Bugün çok şükür ki, ‘Batı Medeniyetinin’ bu azgın iştiyakına toplumlar aynı şekilde yaklaşmıyor ve Gazze’deki masum bebeklerin çığlığı bu kez bazı vicdanlarda makes bulduğu için Batı başkentleri şimdiler de protestolarla sarsılıyor, ‘Batı Medeniyeti’ ve ‘Siyonist Sapkınlığın’ hukuksuz ve ahlaksız ortaklığına ve insanlığı sürüklemek istedikleri karanlığa karşı kendiliğinden insani bir direniş ortaya çıktı.

Aklıselim, vicdanı hür, gözü ve gönlü halen insanlığa ait olan kitleler, dünyayı yok edecek bir vahşet ortamı yaşanmasın diye sesini yükseltmeye başladı.

‘Batı Medeniyetinin’ ve Siyonist vahşiliğin partnerliğinden en fazla zararı, Yahudi ve Hristiyan halkların görmekte olduğu bir gerçektir.

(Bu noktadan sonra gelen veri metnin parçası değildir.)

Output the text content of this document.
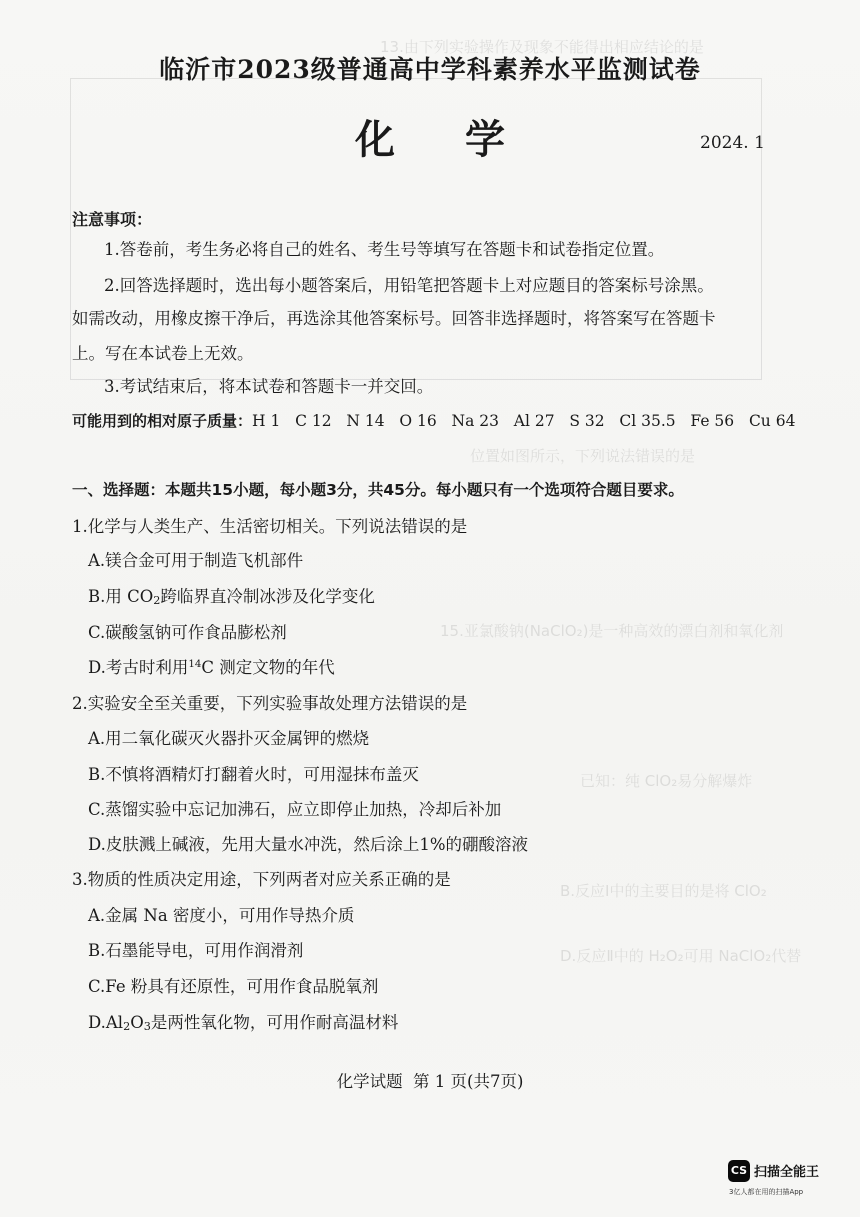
13.由下列实验操作及现象不能得出相应结论的是
位置如图所示，下列说法错误的是
15.亚氯酸钠(NaClO₂)是一种高效的漂白剂和氧化剂
已知：纯 ClO₂易分解爆炸
B.反应Ⅰ中的主要目的是将 ClO₂
D.反应Ⅱ中的 H₂O₂可用 NaClO₂代替
临沂市2023级普通高中学科素养水平监测试卷
化学	2024. 1
注意事项：
1.答卷前，考生务必将自己的姓名、考生号等填写在答题卡和试卷指定位置。
2.回答选择题时，选出每小题答案后，用铅笔把答题卡上对应题目的答案标号涂黑。
如需改动，用橡皮擦干净后，再选涂其他答案标号。回答非选择题时，将答案写在答题卡
上。写在本试卷上无效。
3.考试结束后，将本试卷和答题卡一并交回。
可能用到的相对原子质量：H 1   C 12   N 14   O 16   Na 23   Al 27   S 32   Cl 35.5   Fe 56   Cu 64
一、选择题：本题共15小题，每小题3分，共45分。每小题只有一个选项符合题目要求。
1.化学与人类生产、生活密切相关。下列说法错误的是
A.镁合金可用于制造飞机部件
B.用 $CO_2$跨临界直冷制冰涉及化学变化
C.碳酸氢钠可作食品膨松剂
D.考古时利用$^{14}$C 测定文物的年代
2.实验安全至关重要，下列实验事故处理方法错误的是
A.用二氧化碳灭火器扑灭金属钾的燃烧
B.不慎将酒精灯打翻着火时，可用湿抹布盖灭
C.蒸馏实验中忘记加沸石，应立即停止加热，冷却后补加
D.皮肤溅上碱液，先用大量水冲洗，然后涂上1%的硼酸溶液
3.物质的性质决定用途，下列两者对应关系正确的是
A.金属 Na 密度小，可用作导热介质
B.石墨能导电，可用作润滑剂
C.Fe 粉具有还原性，可用作食品脱氧剂
$D.Al_2O_3$是两性氧化物，可用作耐高温材料
化学试题  第 1 页(共7页)
CS 扫描全能王
3亿人都在用的扫描App
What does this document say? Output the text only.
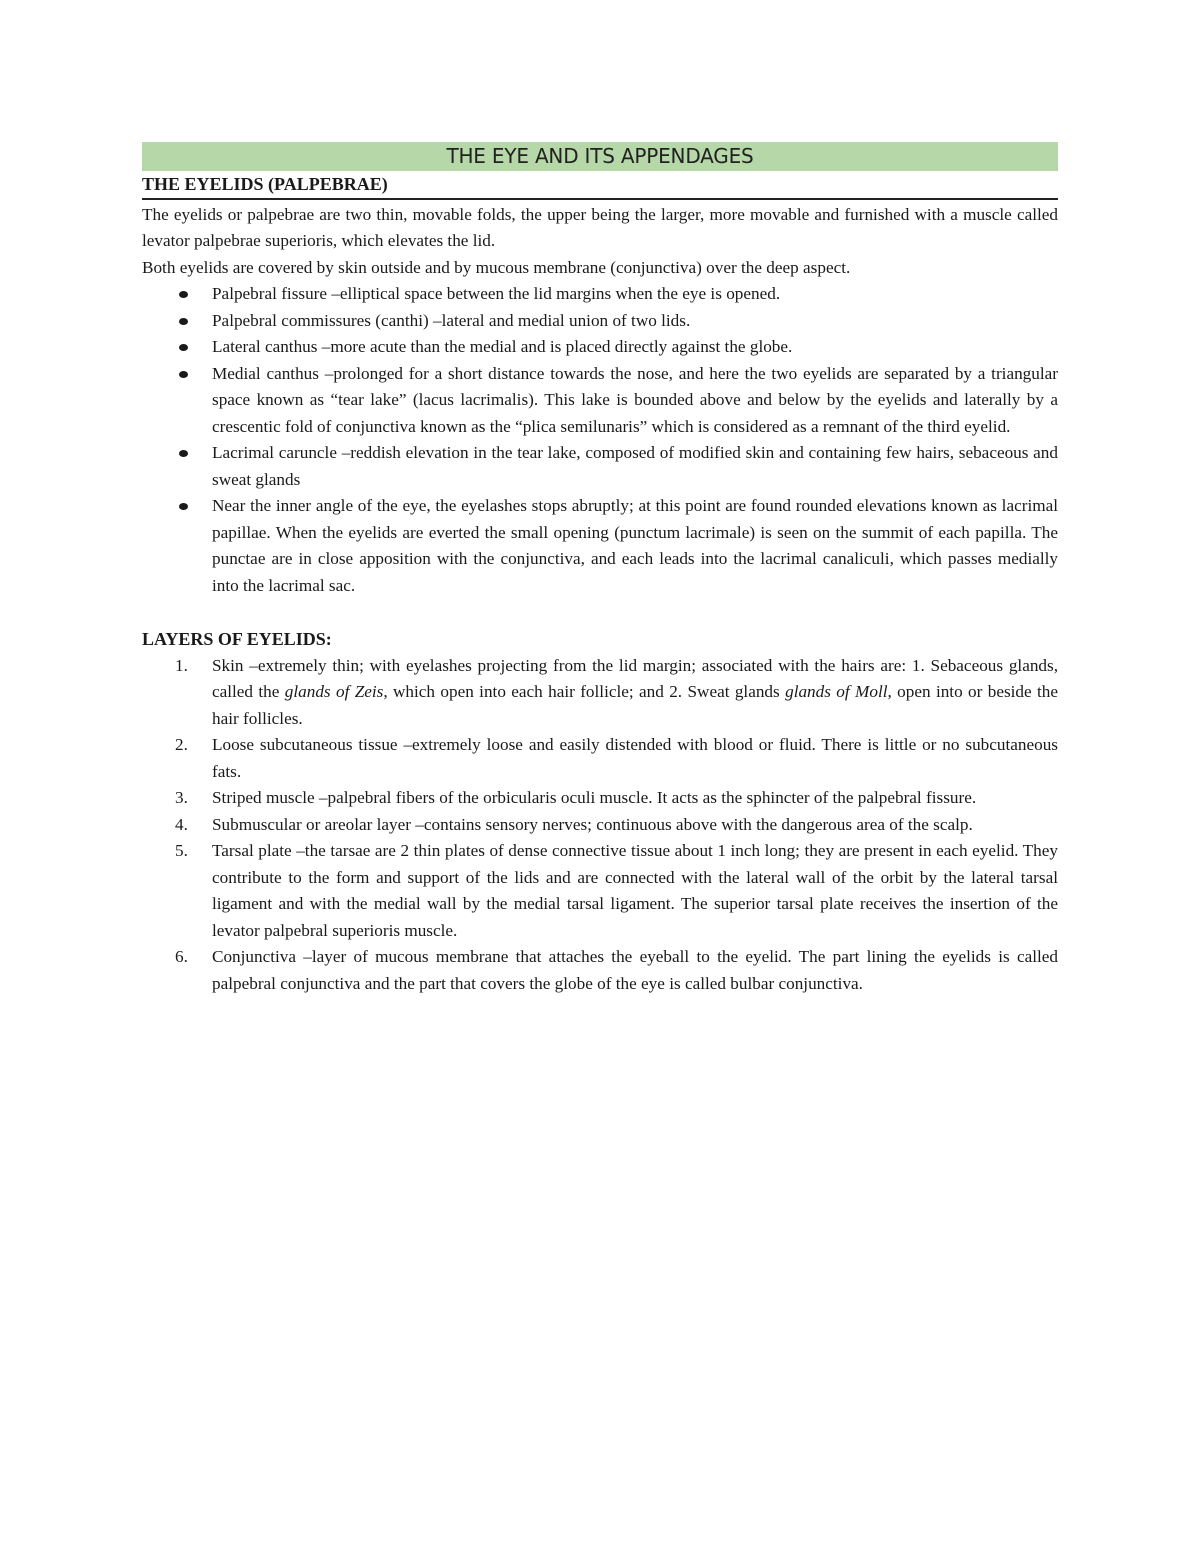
THE EYE AND ITS APPENDAGES
THE EYELIDS (PALPEBRAE)

The eyelids or palpebrae are two thin, movable folds, the upper being the larger, more movable and furnished with a muscle called levator palpebrae superioris, which elevates the lid.

Both eyelids are covered by skin outside and by mucous membrane (conjunctiva) over the deep aspect.

Palpebral fissure –elliptical space between the lid margins when the eye is opened.
Palpebral commissures (canthi) –lateral and medial union of two lids.
Lateral canthus –more acute than the medial and is placed directly against the globe.
Medial canthus –prolonged for a short distance towards the nose, and here the two eyelids are separated by a triangular space known as “tear lake” (lacus lacrimalis). This lake is bounded above and below by the eyelids and laterally by a crescentic fold of conjunctiva known as the “plica semilunaris” which is considered as a remnant of the third eyelid.
Lacrimal caruncle –reddish elevation in the tear lake, composed of modified skin and containing few hairs, sebaceous and sweat glands
Near the inner angle of the eye, the eyelashes stops abruptly; at this point are found rounded elevations known as lacrimal papillae. When the eyelids are everted the small opening (punctum lacrimale) is seen on the summit of each papilla. The punctae are in close apposition with the conjunctiva, and each leads into the lacrimal canaliculi, which passes medially into the lacrimal sac.
LAYERS OF EYELIDS:
1. Skin –extremely thin; with eyelashes projecting from the lid margin; associated with the hairs are: 1. Sebaceous glands, called the glands of Zeis, which open into each hair follicle; and 2. Sweat glands glands of Moll, open into or beside the hair follicles.
2. Loose subcutaneous tissue –extremely loose and easily distended with blood or fluid. There is little or no subcutaneous fats.
3. Striped muscle –palpebral fibers of the orbicularis oculi muscle. It acts as the sphincter of the palpebral fissure.
4. Submuscular or areolar layer –contains sensory nerves; continuous above with the dangerous area of the scalp.
5. Tarsal plate –the tarsae are 2 thin plates of dense connective tissue about 1 inch long; they are present in each eyelid. They contribute to the form and support of the lids and are connected with the lateral wall of the orbit by the lateral tarsal ligament and with the medial wall by the medial tarsal ligament. The superior tarsal plate receives the insertion of the levator palpebral superioris muscle.
6. Conjunctiva –layer of mucous membrane that attaches the eyeball to the eyelid. The part lining the eyelids is called palpebral conjunctiva and the part that covers the globe of the eye is called bulbar conjunctiva.
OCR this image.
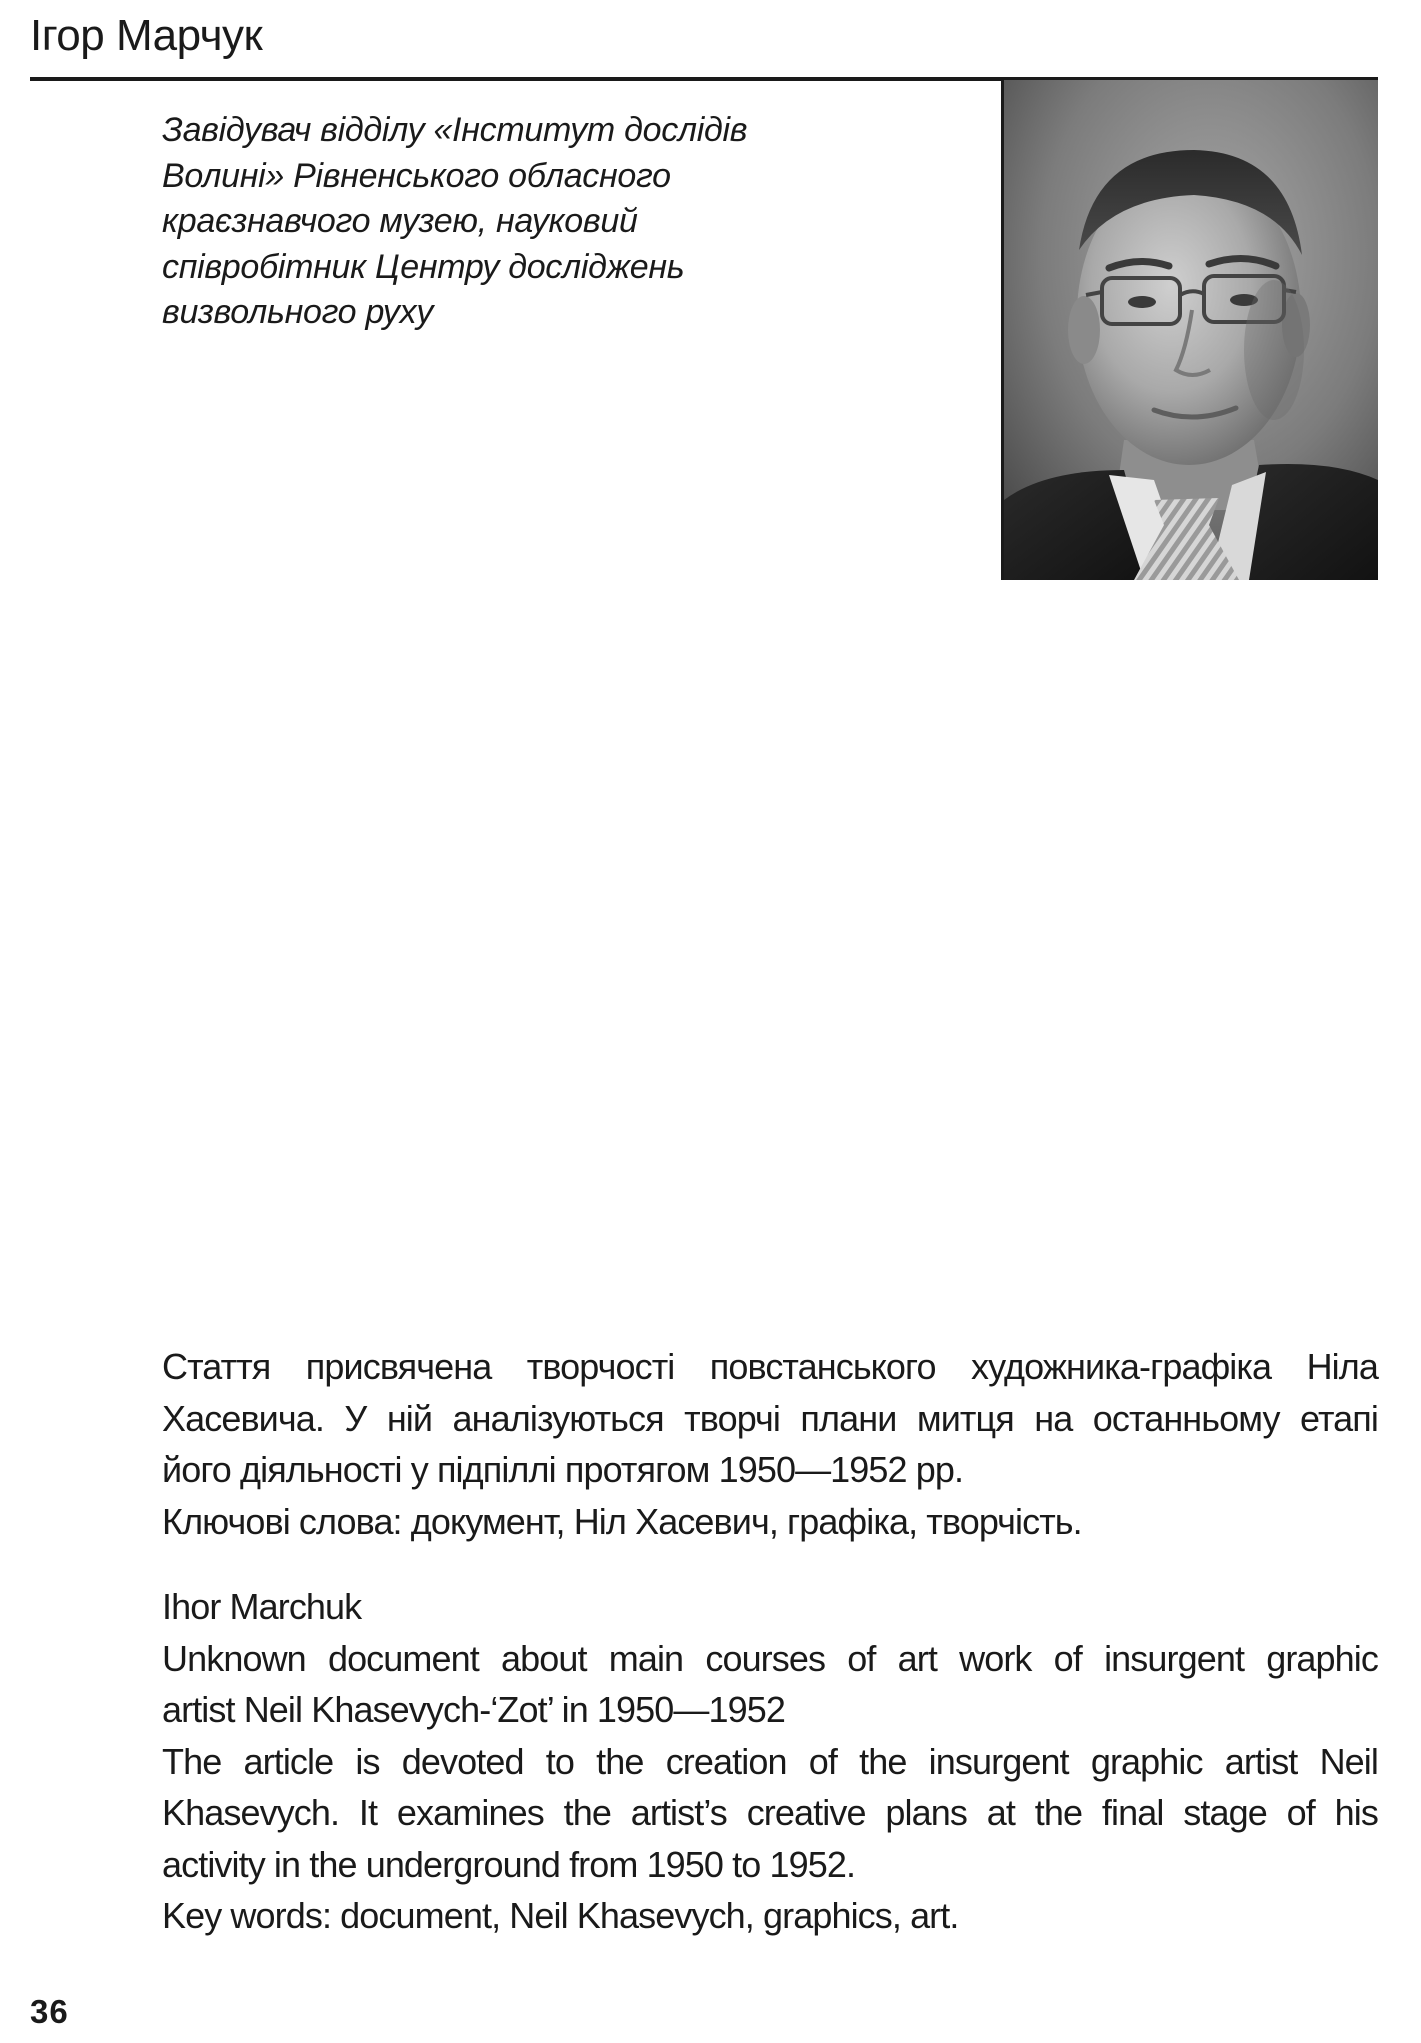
Ігор Марчук
Завідувач відділу «Інститут дослідів
Волині» Рівненського обласного
краєзнавчого музею, науковий
співробітник Центру досліджень
визвольного руху

Стаття присвячена творчості повстанського художника-графіка Ніла
Хасевича. У ній аналізуються творчі плани митця на останньому етапі
його діяльності у підпіллі протягом 1950—1952 рр.

Ключові слова: документ, Ніл Хасевич, графіка, творчість.

Ihor Marchuk

Unknown document about main courses of art work of insurgent graphic
artist Neil Khasevych-‘Zot’ in 1950—1952

The article is devoted to the creation of the insurgent graphic artist Neil
Khasevych. It examines the artist’s creative plans at the final stage of his
activity in the underground from 1950 to 1952.

Key words: document, Neil Khasevych, graphics, art.

36
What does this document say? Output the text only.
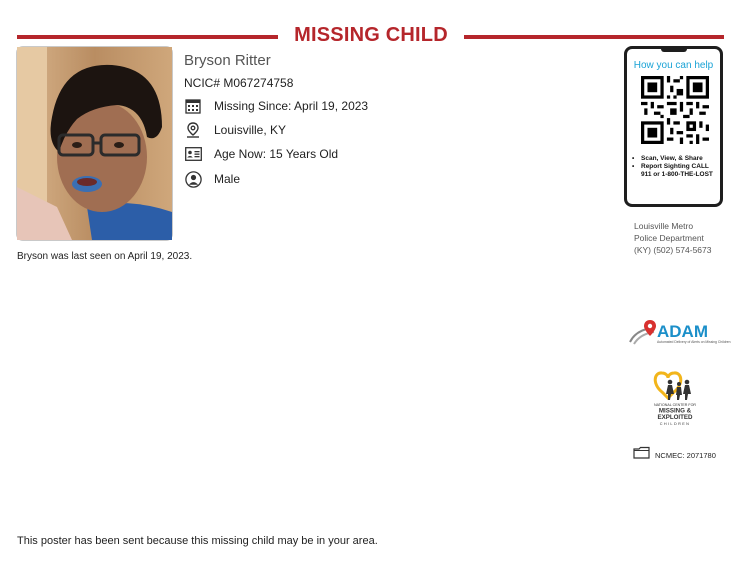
MISSING CHILD
Bryson Ritter
NCIC# M067274758
Missing Since: April 19, 2023
Louisville, KY
Age Now: 15 Years Old
Male
Bryson was last seen on April 19, 2023.
How you can help
•	Scan, View, & Share
•	Report Sighting CALL 911 or 1-800-THE-LOST
Louisville Metro
Police Department
(KY) (502) 574-5673
ADAM
Automated Delivery of Alerts on Missing Children
NATIONAL CENTER FOR
MISSING &
EXPLOITED
CHILDREN
NCMEC: 2071780
This poster has been sent because this missing child may be in your area.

Şöyle ki; birçok Yahudi ve Hristiyan için dünya üzerinde güvenli yaşam alanları her geçen gün daralmakta ve bu birlikteliğe karşı dünya çapındaki ekonomik tepki ve protestolar da artmaktadır.

Batı Medeniyeti, kendisini derinden kuşatmış olan Siyonist sapkınlıkla birlikte derin bir uçuruma sürüklenmekte olup bu durumu fark eden bazı Batı ülkelerinden de karşıt seslerin yükseldiğini ve geleceklerini İslam’ın güneşi ile aydınlatma ümitlerinin arttığını söylemek mümkündür.

Görünen odur ki; Önümüzdeki asır; ‘Nizam ve Merhamet Medeniyetinin’ varislerinin olacak, önümüzdeki asır Türk asrı ve bu asırda da en gür seda İslam’ın sedası olacaktır İNŞALLAH.

Ey Rabbimiz!. İstiklal ve istikbalimiz için batılı emperyalist ve siyonist birlikteliğine ve piyonlarına karşı verilen mücadele de canını feda eden ve aynı şer ittifak tarafından Gazze’de katledilen tüm şehitlerimize rahmet, gazilerimize şifalar ver, devletimizi ve milletimizi daim ve kaim eyle!..

Yeni yılın; dünyamızın ve insanlığın cumhuriyetimizin kurucusu Büyük Atatürk’ün ‘Yurtta sulh, cihanda sulh’ ilkesiyle buluşmasına vesile olması dileğiyle bütün iyi insanların YENİ YILINI KUTLUYORUM.